Ascott Trust's unitholders can benefit from a ~6% jump in DPU from $0.068 to S$0.072 (~6% yield). This is attributed to the lower leverage level and higher yielding assets of Ascendas Hospitality. While the potential transaction will increase the leverage ratio of the trust slightly from ~36% to ~39%, this level is projected to reduce to ~37% post the completion of the sale of Ascott Raffles Place.

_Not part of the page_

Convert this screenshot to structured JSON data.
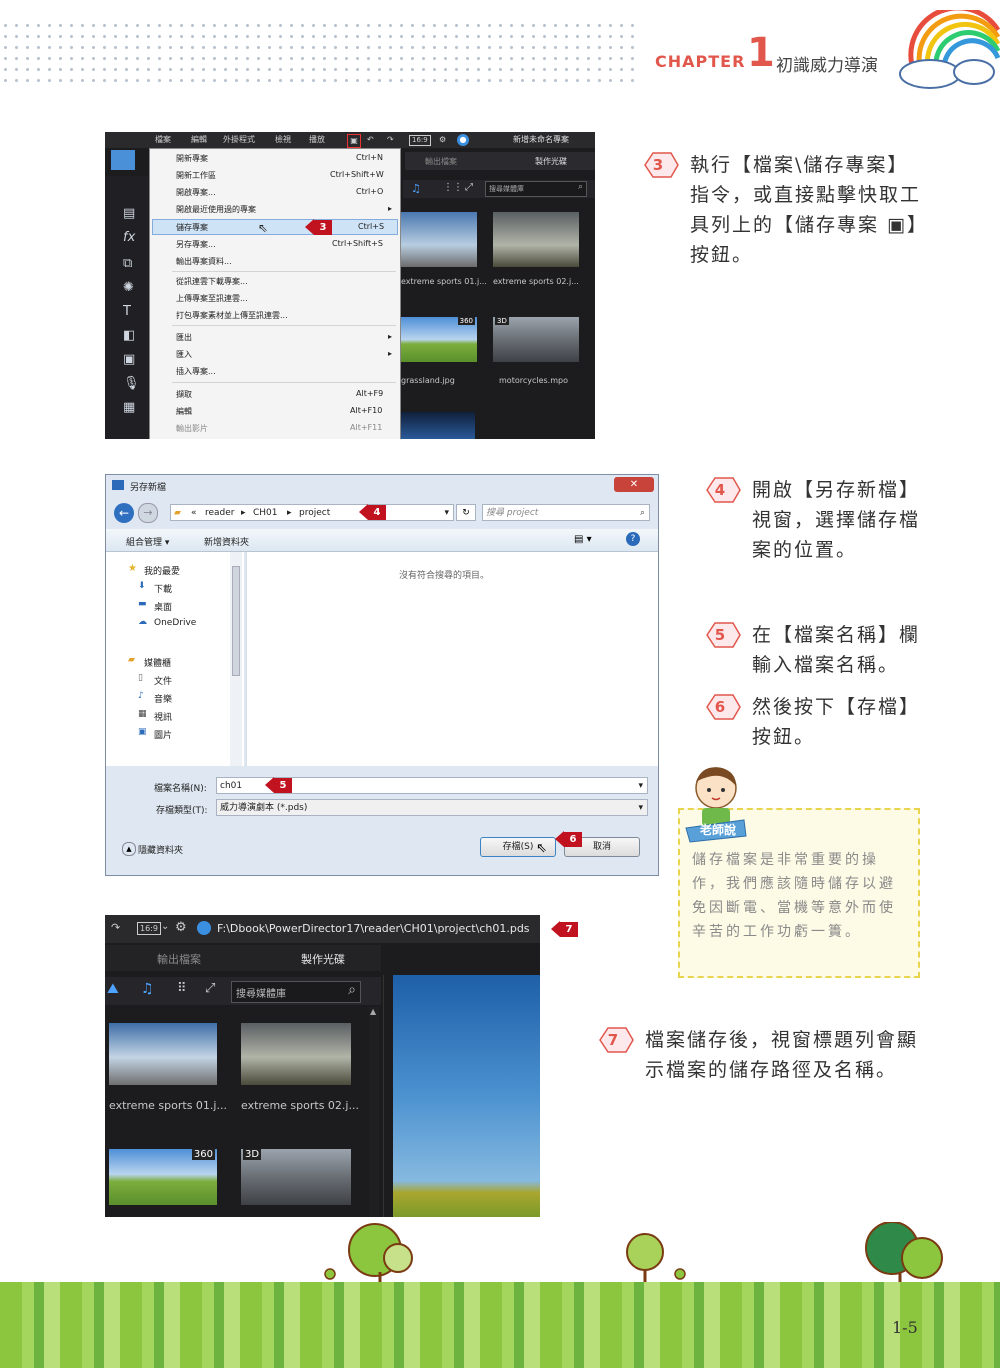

The enlarged Ascott-Ascendas Hospitality Trust ("AA-H Trust" or "Enlarged Trust") is projected to have an asset base and market cap exceeding S$6.6billion and S$3.6billion respectively, making it the 8th largest S-REITs by asset under management. It potentially qualifies for inclusion in the FTSE EPRA NAREIT Developed Markets Index tracked by more than 50% of global REIT focused funds with >S$250billion of asset under management. Index component trusts often trade at a tighter yield with higher trading volume due to the increase in global institutional investors tracking and investing in the component trusts. This can potentially drive yield compression and the appreciation of AA-H Trust's unit price to the benefit of unitholders.

AA-H Trust will have an unconstrained mandate in the global hospitality sector to leverage on the expertise of the integrated manager to make accretive and strategic acquisitions. The launch of Ascott's Citadines Connect Business Hotels in 2019 and the subsequent purchase of Felix Hotel by Ascott Residence (to be rebranded as Citadines City Connect) reflects the immense opportunity in business hotels. A-H Trust owns a number of prime hotels under management contract which can be rebranded as Citadines Connect to expedite the expansion of the brand. The enlarged AA-H Trust also has increased financial flexibility to pursue more sizeable acquisitions where there is less competition. Increased scale can enable the trust to expand and establish itself as market leader in new and lucrative hospitality formats.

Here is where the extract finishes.